The No. 3 train had pulled into the Utica Avenue stop in Brooklyn that afternoon, Jan. 24, and several passengers rushed to board the waiting No. 4 train, among them a 55-year-old man and two teenage girls. On this, everyone agrees.
The man, Charles Bunn, said one of the girls bumped into him. He was annoyed, and after he took his seat and saw the two girls sitting across from him, he spoke those eight words.
As Mr. Bunn tells it, the friend of the girl who bumped him stood up and screamed to her that she didn’t have to say anything, and then turned on Mr. Bunn.
“They both jumped up, and then I jumped up, and that’s when the tussle started,” he said.
A few moments later, someone else on the train started recording the fight on a cellphone. The video, which made its way online, shows the two girls raining punches on Mr. Bunn, while he crouched with his coat pulled over his head, unable to swing. The coat was yanked away, and Mr. Bunn threw a few punches of his own that he said did not connect. It is hard to tell on the video. “I was swinging just to back them off,” he said.
Another man broke up the fracas, and one of the girls, Chantelis Solano, 18, sat down, clearly flustered on the video. She stripped off her coat and yelled something that sounded, on the video, an awful lot like the word “pregnant.”
Mr. Bunn seemed to answer, incredulously, “You’re pregnant?”
It was true. “I had just found out,” Ms. Solano said later in an interview. She and her friend were traveling to the Bronx for a sonogram, she said. And yet, even after the fight had been broken up, she stood and baited Mr. Bunn, saying, “C’mon,” and “Try me.” He did not respond.
All three got off the train at Franklin Avenue. The girls, shouting and cursing, pursued Mr. Bunn as he walked away. Everyone agreed there were more punches, and Mr. Bunn dropped some papers. He picked them up and walked away, the girls following him. The train, and the person filming the fight, departed.
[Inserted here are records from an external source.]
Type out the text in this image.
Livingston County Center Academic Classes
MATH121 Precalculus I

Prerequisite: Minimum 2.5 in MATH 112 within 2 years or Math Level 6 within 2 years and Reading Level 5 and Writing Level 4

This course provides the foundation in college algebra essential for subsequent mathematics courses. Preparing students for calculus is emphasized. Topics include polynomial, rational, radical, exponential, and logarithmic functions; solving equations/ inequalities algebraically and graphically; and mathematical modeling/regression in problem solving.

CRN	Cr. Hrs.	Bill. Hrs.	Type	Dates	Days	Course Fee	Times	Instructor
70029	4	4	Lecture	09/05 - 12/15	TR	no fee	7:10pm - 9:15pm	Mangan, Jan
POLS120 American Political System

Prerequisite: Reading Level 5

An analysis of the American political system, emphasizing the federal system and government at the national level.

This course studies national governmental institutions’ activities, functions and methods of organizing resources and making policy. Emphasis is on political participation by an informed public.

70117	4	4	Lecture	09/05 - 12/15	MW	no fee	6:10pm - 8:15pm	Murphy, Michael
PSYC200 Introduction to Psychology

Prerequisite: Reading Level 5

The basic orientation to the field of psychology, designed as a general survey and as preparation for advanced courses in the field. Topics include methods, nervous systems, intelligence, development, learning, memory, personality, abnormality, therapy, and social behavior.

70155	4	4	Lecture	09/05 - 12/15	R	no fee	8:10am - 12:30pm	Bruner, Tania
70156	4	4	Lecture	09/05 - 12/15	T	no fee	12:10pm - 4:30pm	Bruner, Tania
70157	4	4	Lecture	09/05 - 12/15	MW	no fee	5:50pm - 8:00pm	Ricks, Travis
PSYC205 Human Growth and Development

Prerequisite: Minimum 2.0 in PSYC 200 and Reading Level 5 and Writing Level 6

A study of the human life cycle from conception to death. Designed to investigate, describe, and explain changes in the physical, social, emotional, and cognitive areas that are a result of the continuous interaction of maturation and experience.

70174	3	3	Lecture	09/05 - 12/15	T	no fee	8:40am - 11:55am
The last thing Mr. Bunn needed was to get caught hitting someone, especially a girl. “I have to suck up a lot of things now,” he said later. “I’m amazed I didn’t do what I wanted to do.”
He had been released from prison just a month earlier, his fourth time behind bars upstate. He had two bad habits. One was cocaine. The other was walking out of the flagship Macy’s department store with merchandise he had not paid for.
Police officers saw the end of the scuffle on the platform and arrested the girls. Mr. Bunn was treated for scratches and cuts at a hospital. “My pride was shot,” he said. “They’re girls.”
Ms. Solano said she spent a couple of days in jail. She and her friend, Shaquana Rhem, have been charged with assault, harassment and, for striking Mr. Bunn with a purse, possession of a weapon. It was not Ms. Solano’s first time; she has a pending case involving an assault in Westchester County two years ago, she said.
I don't think Louis CK quite grasps how, in America, White People Problems are interrelated with Nonwhite People Problems.